Jeremiah has yet another excellent post this morning about attendees taking control away from those allegedly in control at SXSW and in so doing, improving the conference/festival experience. He uses the word "Groundswell" which not coincidentally, is the name of a book coming out imminently by two of his Forrester colleagues, Charlene Li and Josh Bernoff [Twitter link charlene].
I have not yet read Groundswell, but I will. I have the impression that it extends a theme that would have underpinned my book, Global Neighbourhoods had I written it: social media is rightfully moving power from large institutions into the hands of the people they are supposed to serve.
This is revolutionary in the same way that American colonists wrested power from the British; that Ghandi did it with homespun cloth and boycotting British supplied salt and in the same manner that students attempted to do it in America of the 60s.
Sovial media is bringing power to the people.
At SXSW, I came to fully grasp that Twitter may becme the most effective tool in that revolution. for those of you have not yet tried it, is the most social of social media. Twitterville, as I call it, is leaderless. Anyone "tweeter" starts a conversation on any topic and anyone joins. Ocassionally, someone strikes a spark and a single thread of conversation moves from a few to many in a very short time and in very large numbers.
Twitter has made history before. When San Francisco experience a recent minor earthquake accurate news spread worldwide, more than 45 minutes ahead of traditional media. When Susan Reynolds [Twitter link] discovered and shared that she has breast cancer, hundreds, perhaps thousands of Twitterville denizens joined to support her and raise tens of thousands of dollars to combat this most evil predator.
At SXSW, Twitter made less dramatic but perhaps more significant history again. Jeremiah [twitter] pointed to four unique incidents that were much discussed. To me, of equal importance was that Twitter was the communications infrastructure for 6000 attendees, who joined or left panel talks, parties, restaurants and meet up places based not on press releases or official announcements, but on people walking hallways and streets informing each other about what was going on. When the Google Party got too crowded, Laughing Squid's Scott Beale [twitter]announced an "Altavista Party" at a nearby restaurant. All he did was Tweet it and more than 100 people were there in 20 minutes.

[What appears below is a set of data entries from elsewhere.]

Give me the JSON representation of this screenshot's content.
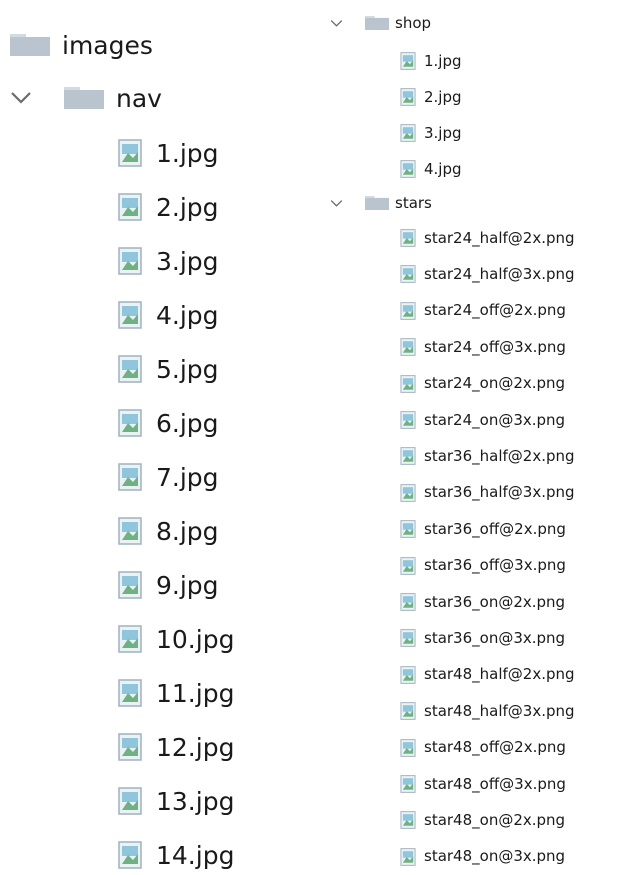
{
  "colors": {
    "folder_body": "#b9c4cf",
    "folder_tab": "#d2dae2",
    "file_bg": "#eaf2f4",
    "file_border": "#9fb2bf",
    "file_sky": "#8fc6db",
    "file_land": "#6fb184",
    "chevron": "#6b6b6b",
    "text": "#1a1a1a"
  },
  "left": {
    "root": {
      "label": "images"
    },
    "nav": {
      "label": "nav",
      "expanded": true,
      "files": [
        "1.jpg",
        "2.jpg",
        "3.jpg",
        "4.jpg",
        "5.jpg",
        "6.jpg",
        "7.jpg",
        "8.jpg",
        "9.jpg",
        "10.jpg",
        "11.jpg",
        "12.jpg",
        "13.jpg",
        "14.jpg"
      ]
    }
  },
  "right": {
    "shop": {
      "label": "shop",
      "expanded": true,
      "files": [
        "1.jpg",
        "2.jpg",
        "3.jpg",
        "4.jpg"
      ]
    },
    "stars": {
      "label": "stars",
      "expanded": true,
      "files": [
        "star24_half@2x.png",
        "star24_half@3x.png",
        "star24_off@2x.png",
        "star24_off@3x.png",
        "star24_on@2x.png",
        "star24_on@3x.png",
        "star36_half@2x.png",
        "star36_half@3x.png",
        "star36_off@2x.png",
        "star36_off@3x.png",
        "star36_on@2x.png",
        "star36_on@3x.png",
        "star48_half@2x.png",
        "star48_half@3x.png",
        "star48_off@2x.png",
        "star48_off@3x.png",
        "star48_on@2x.png",
        "star48_on@3x.png"
      ]
    }
  }
}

The closest incident I know to this was the use of cellphone text messaging in the Phillipines when people overthrough the government. The revolutionaries used cellphones to tell each other where the police were and ow to avoid them as Howard Rheingold [twit] reported in his groundbreaking book "Smart Mobs."
One phenomenon obsrved repeatedly a SXSW was the meeting of old friends for the first time. People who knew each other only by Twitter were running up to each other and hugging and talking about business and kids and so much more. For first face-to-face encounters there were an amazing amount of hugs and smiles and laughter.
It wasn't all social. There was a good deal of business being conducted by Twitter. People who knew each other essentially through Twitter were meeting and talking sales and deals. It was easier because there was the dynamic of doing business with someone you already knew and trusted.
Where is this all going? I think the answer is everywhere. Twitter is up closer and more personal than blogging. It is faster. The wisdom of Twitterville is proving to be very trustworth in the real world.
I have been previously harsh on the Twitter founders as have other community members. This is because the damn thing has so often stuttered, fluttered and stalled. Last week, when I would guess it's usage was heavier than it has ever been, it's performance was speedy as a cheetah and I can only hope it continues that way.